How to Perform Backtesting Using Finviz?

5 minutes read

Backtesting using Finviz involves looking at historical data, testing strategies and evaluating performance. To perform backtesting using Finviz, start by selecting the stock or ETF you want to backtest. Then, choose a specific time period and set parameters for your strategy, such as entry and exit points, stop loss levels, and profit targets. Next, run the backtest and analyze the results to see how the strategy performed under different market conditions. This can help you identify patterns, trends, and potential areas for improvement in your trading strategies. By leveraging the tools and data available on Finviz, you can gain valuable insights into the effectiveness of your trading strategies and make more informed decisions in the future.

Best Free Tools for Stock Backtesting in November 2024

1
FinQuota

Rating is 5 out of 5

FinQuota

2
FinViz

Rating is 4.9 out of 5

FinViz

3
TradingView

Rating is 4.9 out of 5

TradingView


What is the purpose of backtesting a trading strategy?

The purpose of backtesting a trading strategy is to evaluate and validate the effectiveness of the strategy by applying it to historical market data. This allows traders to assess the potential profitability and risk level of the strategy before using it in real-time trading. Backtesting also helps traders identify any flaws or limitations in the strategy, optimize its parameters, and make necessary adjustments to improve its performance. Ultimately, the goal of backtesting is to increase the likelihood of success and minimize potential losses in actual trading.

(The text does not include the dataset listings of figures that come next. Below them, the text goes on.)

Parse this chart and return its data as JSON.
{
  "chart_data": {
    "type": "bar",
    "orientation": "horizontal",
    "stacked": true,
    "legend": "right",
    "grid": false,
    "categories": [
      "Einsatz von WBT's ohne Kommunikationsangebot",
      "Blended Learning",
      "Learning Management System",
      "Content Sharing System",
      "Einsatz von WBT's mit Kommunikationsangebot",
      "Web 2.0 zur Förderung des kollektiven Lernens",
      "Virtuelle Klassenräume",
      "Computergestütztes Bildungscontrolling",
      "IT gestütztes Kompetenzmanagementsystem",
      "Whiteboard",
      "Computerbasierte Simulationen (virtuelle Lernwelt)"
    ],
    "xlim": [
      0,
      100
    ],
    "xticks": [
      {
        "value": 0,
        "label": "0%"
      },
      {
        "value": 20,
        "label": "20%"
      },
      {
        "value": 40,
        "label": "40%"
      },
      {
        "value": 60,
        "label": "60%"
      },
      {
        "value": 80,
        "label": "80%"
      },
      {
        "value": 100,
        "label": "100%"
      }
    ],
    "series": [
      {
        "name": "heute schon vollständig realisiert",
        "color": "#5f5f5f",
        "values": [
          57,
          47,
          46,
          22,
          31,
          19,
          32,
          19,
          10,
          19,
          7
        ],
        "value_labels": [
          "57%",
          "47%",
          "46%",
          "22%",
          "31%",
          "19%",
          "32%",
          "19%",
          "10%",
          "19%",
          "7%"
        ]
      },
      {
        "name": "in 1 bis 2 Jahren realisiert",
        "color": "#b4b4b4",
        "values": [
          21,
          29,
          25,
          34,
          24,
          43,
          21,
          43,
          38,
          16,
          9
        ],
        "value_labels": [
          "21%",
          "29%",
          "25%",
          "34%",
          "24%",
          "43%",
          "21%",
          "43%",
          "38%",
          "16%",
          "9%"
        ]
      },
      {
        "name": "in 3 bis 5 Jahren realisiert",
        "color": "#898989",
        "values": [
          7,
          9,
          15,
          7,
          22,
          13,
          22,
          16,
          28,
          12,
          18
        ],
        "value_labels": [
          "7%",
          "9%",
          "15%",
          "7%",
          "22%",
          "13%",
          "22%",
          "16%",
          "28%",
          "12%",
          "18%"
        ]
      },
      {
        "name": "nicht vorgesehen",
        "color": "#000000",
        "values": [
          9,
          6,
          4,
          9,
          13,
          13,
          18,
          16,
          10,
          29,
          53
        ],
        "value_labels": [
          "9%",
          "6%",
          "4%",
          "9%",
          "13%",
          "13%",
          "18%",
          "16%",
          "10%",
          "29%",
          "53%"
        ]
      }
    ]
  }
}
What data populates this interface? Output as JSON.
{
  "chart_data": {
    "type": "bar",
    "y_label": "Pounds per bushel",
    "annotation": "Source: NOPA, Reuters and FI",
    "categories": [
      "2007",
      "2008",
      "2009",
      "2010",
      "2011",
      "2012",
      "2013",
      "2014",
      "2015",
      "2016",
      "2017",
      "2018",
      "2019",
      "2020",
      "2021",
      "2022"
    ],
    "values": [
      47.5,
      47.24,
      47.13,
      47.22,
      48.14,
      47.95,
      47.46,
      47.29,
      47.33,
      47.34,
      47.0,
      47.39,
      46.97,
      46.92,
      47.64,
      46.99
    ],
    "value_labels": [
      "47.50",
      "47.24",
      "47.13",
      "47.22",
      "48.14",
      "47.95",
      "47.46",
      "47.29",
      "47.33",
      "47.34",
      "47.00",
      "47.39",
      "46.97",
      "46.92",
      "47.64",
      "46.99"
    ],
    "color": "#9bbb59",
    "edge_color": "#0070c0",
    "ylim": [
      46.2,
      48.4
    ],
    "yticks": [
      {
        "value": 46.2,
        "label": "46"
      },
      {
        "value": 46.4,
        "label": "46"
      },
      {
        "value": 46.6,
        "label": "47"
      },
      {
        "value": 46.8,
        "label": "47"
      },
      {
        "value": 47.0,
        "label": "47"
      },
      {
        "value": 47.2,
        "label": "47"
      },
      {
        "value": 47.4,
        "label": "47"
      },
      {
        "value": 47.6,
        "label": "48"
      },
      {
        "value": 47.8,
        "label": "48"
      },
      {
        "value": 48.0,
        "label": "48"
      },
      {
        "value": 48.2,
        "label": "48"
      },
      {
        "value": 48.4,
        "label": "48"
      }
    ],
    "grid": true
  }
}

What is the benefit of using Finviz for backtesting?

One of the main benefits of using Finviz for backtesting is that it provides access to a wide range of historical data on stocks, which can be used to simulate trading strategies and analyze their performance over time. This can help traders and investors understand how their strategies would have performed in the past and make better decisions about their future trades. Additionally, Finviz offers a user-friendly interface and tools that make it easy to input and test different trading strategies, making it a valuable resource for both novice and experienced traders.


How to backtest trading signals generated by technical indicators in Finviz?

Finviz does not have a built-in feature for backtesting trading signals generated by technical indicators. However, you can manually backtest these signals by following these steps:

  1. Use the stock screener feature to filter stocks based on certain technical indicators that you want to backtest.
  2. After selecting the stocks that meet your criteria, track their historical price data using a charting software or website.
  3. Look for entry and exit points based on the signals generated by the technical indicators.
  4. Calculate the returns of your trades based on these signals. You can compare these returns with a benchmark index to assess the performance of your strategy.
  5. Keep track of the trades and analyze the results to determine the effectiveness of the technical indicators in generating profitable signals.


Please note that manual backtesting may be time-consuming and may not be as accurate as using a dedicated backtesting software. If you are serious about backtesting trading signals, you may consider using a more advanced trading platform or software that offers backtesting capabilities.


How to analyze backtested results for statistical significance on Finviz?

To analyze backtested results for statistical significance on Finviz, you can follow these steps:

  1. Start by selecting the strategy you want to analyze from the "Backtests" tab on the Finviz website.
  2. Once you have selected the strategy, scroll down to view the backtested results including annual returns, maximum drawdown, and other relevant metrics.
  3. Look for the statistical significance of the backtested results. This can be indicated by a high Sharpe Ratio, low maximum drawdown, and consistent positive returns over time.
  4. Compare the backtested results to a benchmark index or another relevant metric to determine if the strategy outperformed the market or other strategies.
  5. Consider the risk-adjusted returns of the strategy, such as the Sortino Ratio and Calmar Ratio, to understand how well the strategy performed relative to the amount of risk taken.
  6. Consult additional statistical tools and analysis to further evaluate the significance of the backtested results, such as regression analysis, correlation analysis, and hypothesis testing.


By following these steps and using the available tools on Finviz, you can analyze the statistical significance of backtested results and make more informed decisions about the potential effectiveness of a trading strategy.